Por dentro, Alexia maldijo, sintiéndose atrapada por su aprieto. «Andre, yo…».
Andre percibió la vacilación de inmediato. Su tono se volvió más severo. «Espera. Ese amigo tuyo… ¿Es un hombre o una mujer?».
Tras un momento de vacilación, respondió con sinceridad: «Un hombre».
«¿Y quién puede ser?». La voz de Andre se elevó lo justo para que Waylon se girara con recelo.
Tras respirar hondo, Alexia decidió que no tenía sentido ocultarlo. «Es Waylon».
Todo se quedó en silencio al otro lado de la línea. Aquella larga pausa no solo fue incómoda, sino que le puso la piel de gallina. «¿André? ¿Sigues ahí?»
Volvió a hablar con un tono ligero y desenfadado, pero el cambio de tono sonaba forzado. «¿Waylon? He oído hablar mucho de él. Genial. Os enviaré dos entradas VIP. Deberíais venir los dos».
Alexia respondió con cautela: «No estoy segura de que le interese».
Reprimiendo la irritación que le tensaba la mandíbula, André dijo con una sonrisa forzada: «Pues hazle saber que es más que bienvenido. Sería un honor que se uniera a nosotros».
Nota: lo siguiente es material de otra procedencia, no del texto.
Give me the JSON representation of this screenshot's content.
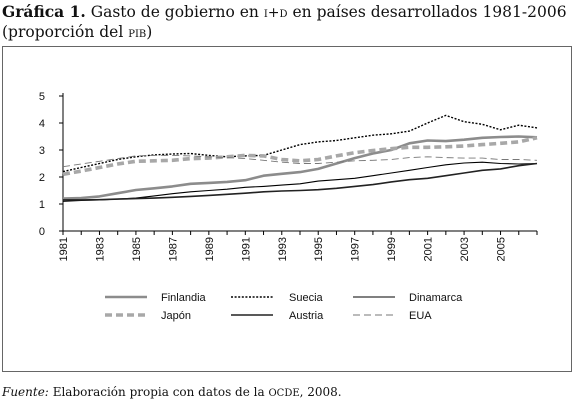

Una vez finalizada la llamada, Alexia se hundió bajo el peso de la tensión. La reacción de Andre lo decía todo: estaba claro que no le caía bien Waylon. ¿Y si las cosas se complicaban?
Mientras permanecía allí, debatiéndose entre entregarle o no la invitación, la voz de Waylon atravesó el silencio. «¿Así que Andre quiere que vaya a la carrera?».
Alexia se giró, sobresaltada. «Sí. Pero si no te apetece, le diré que pasas».
Waylon cruzó los brazos y la miró fijamente. «Si acepto ir, ¿cómo piensas presentarme exactamente? ¿Solo como un amigo?».
«Eso es lo que diría».
Él arqueó una ceja, sin parecer muy entusiasmado. «¿Solo un amigo?».
Evitando su mirada, Alexia preguntó: «Bueno, ¿qué te gustaría ser?».
«Si vamos a fingir que somos pareja, no lo hagamos a medias». Un destello juguetón apareció en los ojos de Waylon. «Iré, pero solo como tu novio».
Ante su encantadora sonrisa, Alexia se encontró asintiendo casi sin darse cuenta. Para cuando se dio cuenta de lo que había hecho, ya era demasiado tarde.
Waylon le dio una suave palmadita en la cabeza, con una mirada cómplice en el rostro. «Perfecto. La verdad es que tenía curiosidad por Andre. Es el primer chico del que he oído hablar en relación contigo desde que volví».